Последний шаг — кодирование байтов в базе 64.
~/code/sha-3 ~>> ./target/release/sha3 --algo 224 --string rust c44aa66c6a741d515297a91554d6a669323288ba1d42a7402938e5df ~/code/sha-3 ~>> ./target/release/sha3 --algo 256 --string rust dcd84e60f950eebbeaf1db530fd4ed1ccf61aab94b558653072a205fb0fedee7 ~/code/sha-3 ~>> ./target/release/sha3 --algo 384 --string rust e7e13b16b131f1a8bc3ef00601beb13031d82de118bf5204757d3f5d8fa3c69431d0944ed9ee8cfd479acb0b16a93941 ~/code/sha-3 ~>> ./target/release/sha3 --algo 512 --string rust 31805399bdec85ad94582da495b92cc3054835ac97d475ff1946ba85b2d9bd02f6ac2d8ccc6b72622de5c63a5eee28c1323bfec26fc56116193ae988c59b3bc8 ~/code/sha-3 ~>> time ./target/release/sha3 --test [OK] SHA3-224 ("") [OK] SHA3-224 ("abcde") [OK] SHA3-224 ("6acfaab70afd8439cea3616b41088bd81c939b272548f6409cf30e57") [OK] SHA3-256 ("") [OK] SHA3-256 ("abcde") [OK] SHA3-256 ("d716ec61e18904a8f58679b71cb065d4d5db72e0e0c3f155a4feff7add0e58eb") [OK] SHA3-384 ("") [OK] SHA3-384 ("abcde") [OK] SHA3-384 ("348494236b82edda7602c78ba67fc3838e427c63c23e2c9d9aa5ea6354218a3c2ca564679acabf3ac6bf5378047691c4") [OK] SHA3-512 ("") [OK] SHA3-512 ("abcde") [OK] SHA3-512 ("1d7c3aa6ee17da5f4aeb78be968aa38476dbee54842e1ae2856f4c9a5cd04d45dc75c2902182b07c130ed582d476995b502b8777ccf69f60574471600386639b") All 12 tests completed successfully! real 0m0.007s user 0m0.002s sys 0m0.003s
Для читателей, которые ищут простое пошаговое руководство или удобочитаемую реализацию SHA-3, надеюсь, вы нашли это полезным.
Ржавчина
Что касается самого Rust, вот несколько мыслей:
- Как человек, привыкший к C и C++, я обнаружил, что борьба с типами Rust и системами безопасности разочаровывает — поначалу
- После того, как программы скомпилировались, было приятно запускать их без необходимости отладки ошибок сегментации.

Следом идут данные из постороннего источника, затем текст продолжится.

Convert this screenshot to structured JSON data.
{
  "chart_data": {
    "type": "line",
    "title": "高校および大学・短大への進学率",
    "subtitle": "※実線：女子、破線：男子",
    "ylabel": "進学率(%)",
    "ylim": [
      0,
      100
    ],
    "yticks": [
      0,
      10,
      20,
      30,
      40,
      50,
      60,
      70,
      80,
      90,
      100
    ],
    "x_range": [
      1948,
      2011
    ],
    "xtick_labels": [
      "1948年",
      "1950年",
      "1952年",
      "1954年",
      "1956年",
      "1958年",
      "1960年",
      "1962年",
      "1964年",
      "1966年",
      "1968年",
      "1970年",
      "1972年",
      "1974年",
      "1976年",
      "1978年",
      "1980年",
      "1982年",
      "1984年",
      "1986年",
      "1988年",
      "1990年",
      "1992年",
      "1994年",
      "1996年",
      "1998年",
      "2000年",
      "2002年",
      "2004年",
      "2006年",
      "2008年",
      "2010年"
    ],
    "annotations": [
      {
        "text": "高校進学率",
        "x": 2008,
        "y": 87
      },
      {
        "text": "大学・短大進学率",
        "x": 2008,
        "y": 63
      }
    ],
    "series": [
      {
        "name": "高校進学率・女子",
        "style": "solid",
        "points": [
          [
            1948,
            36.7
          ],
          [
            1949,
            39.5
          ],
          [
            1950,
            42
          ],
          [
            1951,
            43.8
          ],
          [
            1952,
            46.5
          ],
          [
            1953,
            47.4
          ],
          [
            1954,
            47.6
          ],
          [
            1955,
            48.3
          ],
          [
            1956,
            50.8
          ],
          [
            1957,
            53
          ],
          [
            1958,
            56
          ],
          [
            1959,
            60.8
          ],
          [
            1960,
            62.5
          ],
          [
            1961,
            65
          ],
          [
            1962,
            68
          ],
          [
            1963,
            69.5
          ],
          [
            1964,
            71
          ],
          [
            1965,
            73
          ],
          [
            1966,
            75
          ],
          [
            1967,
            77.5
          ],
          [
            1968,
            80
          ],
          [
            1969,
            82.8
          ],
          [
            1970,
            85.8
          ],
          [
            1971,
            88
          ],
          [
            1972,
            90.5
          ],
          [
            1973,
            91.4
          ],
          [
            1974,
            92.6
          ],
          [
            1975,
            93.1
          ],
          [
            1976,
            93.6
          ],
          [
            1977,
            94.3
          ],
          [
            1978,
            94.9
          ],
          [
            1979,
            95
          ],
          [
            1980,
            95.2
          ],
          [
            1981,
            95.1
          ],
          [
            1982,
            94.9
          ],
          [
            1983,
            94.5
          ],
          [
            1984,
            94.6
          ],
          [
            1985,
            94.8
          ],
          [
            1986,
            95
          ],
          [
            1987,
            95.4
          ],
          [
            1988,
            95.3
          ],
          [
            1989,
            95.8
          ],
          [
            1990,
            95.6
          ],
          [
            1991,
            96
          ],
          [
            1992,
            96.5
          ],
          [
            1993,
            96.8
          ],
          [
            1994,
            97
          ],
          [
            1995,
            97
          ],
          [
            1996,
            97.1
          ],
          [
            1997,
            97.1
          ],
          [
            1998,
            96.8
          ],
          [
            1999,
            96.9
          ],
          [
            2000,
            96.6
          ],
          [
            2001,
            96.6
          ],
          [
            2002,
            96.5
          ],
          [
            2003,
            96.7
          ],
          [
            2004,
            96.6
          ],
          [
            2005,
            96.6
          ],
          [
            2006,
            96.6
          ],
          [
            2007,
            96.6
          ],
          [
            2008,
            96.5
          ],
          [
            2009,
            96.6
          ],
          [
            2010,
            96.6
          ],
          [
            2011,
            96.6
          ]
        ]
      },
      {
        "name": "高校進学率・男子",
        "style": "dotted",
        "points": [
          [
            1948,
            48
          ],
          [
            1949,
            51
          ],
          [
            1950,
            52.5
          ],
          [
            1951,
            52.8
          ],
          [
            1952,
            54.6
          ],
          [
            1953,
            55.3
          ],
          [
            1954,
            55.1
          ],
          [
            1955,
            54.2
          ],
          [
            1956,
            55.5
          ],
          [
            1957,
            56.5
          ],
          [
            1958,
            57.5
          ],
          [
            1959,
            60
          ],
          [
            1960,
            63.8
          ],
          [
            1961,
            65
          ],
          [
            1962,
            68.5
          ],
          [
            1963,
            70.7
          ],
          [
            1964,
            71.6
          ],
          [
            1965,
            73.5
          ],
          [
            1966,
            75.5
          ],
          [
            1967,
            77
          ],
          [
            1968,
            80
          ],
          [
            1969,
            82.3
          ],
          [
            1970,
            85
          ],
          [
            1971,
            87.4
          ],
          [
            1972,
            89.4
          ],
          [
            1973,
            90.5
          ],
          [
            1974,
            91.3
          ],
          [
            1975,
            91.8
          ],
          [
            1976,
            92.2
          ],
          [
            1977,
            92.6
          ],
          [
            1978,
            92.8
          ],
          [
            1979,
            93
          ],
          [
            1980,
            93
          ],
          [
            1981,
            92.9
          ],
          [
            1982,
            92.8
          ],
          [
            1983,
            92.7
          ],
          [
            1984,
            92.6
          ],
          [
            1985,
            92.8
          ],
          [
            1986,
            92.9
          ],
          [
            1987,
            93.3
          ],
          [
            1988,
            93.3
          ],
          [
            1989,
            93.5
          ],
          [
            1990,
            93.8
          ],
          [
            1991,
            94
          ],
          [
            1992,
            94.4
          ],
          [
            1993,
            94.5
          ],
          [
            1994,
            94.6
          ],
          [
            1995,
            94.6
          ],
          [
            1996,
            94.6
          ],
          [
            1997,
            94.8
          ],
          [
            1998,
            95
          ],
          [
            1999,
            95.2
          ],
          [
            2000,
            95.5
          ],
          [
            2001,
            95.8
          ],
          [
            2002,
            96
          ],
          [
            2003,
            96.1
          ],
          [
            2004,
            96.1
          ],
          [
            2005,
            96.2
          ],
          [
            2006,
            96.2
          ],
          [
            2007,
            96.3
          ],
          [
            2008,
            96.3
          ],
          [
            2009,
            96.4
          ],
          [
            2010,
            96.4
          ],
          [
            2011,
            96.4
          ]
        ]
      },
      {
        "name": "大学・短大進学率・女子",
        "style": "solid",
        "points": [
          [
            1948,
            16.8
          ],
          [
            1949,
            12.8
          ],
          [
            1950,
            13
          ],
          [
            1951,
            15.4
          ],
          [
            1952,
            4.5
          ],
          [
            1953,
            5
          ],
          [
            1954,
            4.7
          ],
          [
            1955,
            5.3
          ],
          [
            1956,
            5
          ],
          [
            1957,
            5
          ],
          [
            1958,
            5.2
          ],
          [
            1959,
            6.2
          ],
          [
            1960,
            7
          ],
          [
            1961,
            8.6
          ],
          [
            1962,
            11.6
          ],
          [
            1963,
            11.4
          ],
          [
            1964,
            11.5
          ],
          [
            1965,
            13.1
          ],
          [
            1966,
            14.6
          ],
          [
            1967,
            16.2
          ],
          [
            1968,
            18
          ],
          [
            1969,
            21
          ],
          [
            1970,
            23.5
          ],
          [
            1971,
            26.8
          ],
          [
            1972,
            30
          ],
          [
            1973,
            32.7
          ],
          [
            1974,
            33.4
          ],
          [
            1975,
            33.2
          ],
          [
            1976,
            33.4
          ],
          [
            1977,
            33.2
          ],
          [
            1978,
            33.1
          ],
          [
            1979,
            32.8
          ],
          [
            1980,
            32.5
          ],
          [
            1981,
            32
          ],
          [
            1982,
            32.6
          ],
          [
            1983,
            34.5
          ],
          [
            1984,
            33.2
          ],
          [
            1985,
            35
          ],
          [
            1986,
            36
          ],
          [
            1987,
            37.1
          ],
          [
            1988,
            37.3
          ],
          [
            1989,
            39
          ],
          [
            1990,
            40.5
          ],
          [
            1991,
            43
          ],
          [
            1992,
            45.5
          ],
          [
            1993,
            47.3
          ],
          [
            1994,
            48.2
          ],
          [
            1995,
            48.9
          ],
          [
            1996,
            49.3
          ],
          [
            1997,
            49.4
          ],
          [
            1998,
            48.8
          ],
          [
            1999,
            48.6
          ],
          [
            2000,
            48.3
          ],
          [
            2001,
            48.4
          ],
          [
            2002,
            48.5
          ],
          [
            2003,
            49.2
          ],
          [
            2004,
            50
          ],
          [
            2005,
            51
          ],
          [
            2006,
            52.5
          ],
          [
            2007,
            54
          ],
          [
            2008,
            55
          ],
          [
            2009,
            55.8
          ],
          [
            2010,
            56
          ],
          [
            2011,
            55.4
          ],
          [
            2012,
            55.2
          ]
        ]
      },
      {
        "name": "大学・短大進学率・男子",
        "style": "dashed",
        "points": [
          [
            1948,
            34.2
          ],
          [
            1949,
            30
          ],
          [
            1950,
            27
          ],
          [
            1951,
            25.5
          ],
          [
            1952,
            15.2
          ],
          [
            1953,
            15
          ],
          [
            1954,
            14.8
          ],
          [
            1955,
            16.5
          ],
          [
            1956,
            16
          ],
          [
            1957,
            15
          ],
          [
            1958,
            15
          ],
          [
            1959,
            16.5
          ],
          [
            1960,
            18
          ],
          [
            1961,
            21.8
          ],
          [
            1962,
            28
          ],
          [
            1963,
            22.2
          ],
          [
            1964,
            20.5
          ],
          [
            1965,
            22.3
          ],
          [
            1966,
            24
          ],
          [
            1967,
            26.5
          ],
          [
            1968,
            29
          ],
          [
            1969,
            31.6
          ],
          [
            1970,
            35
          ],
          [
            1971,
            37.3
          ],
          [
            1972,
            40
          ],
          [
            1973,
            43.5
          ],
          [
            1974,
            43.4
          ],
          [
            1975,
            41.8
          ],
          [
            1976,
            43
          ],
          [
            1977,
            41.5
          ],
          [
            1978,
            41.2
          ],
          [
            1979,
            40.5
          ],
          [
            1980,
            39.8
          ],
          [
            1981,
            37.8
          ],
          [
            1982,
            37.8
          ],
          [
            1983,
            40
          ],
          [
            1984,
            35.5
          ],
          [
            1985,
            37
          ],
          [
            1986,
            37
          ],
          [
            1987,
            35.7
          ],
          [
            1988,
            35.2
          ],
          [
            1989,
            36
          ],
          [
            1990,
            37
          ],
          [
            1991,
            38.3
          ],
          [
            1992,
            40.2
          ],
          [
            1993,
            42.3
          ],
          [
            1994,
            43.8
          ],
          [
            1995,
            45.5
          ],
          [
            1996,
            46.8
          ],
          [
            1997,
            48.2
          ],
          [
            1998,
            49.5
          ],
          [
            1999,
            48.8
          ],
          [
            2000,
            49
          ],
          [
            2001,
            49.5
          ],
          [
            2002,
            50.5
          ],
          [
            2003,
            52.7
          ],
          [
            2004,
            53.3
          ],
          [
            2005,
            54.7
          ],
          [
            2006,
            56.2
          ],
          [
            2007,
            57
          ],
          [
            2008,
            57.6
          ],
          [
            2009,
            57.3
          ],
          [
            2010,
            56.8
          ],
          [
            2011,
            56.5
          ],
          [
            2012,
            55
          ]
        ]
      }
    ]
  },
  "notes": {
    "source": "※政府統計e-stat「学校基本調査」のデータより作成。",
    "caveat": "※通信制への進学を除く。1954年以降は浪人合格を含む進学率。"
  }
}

- Я думал, что многие из встроенных методов коллекций и примитивных типов удобны, интуитивно понятны и очень хорошо документированы.
- Производительность этих программ кажется сравнимой со встроенными собственными хеш-утилитами MacOS.
Cargo
отлично подходит для управления пакетами и зависимостями.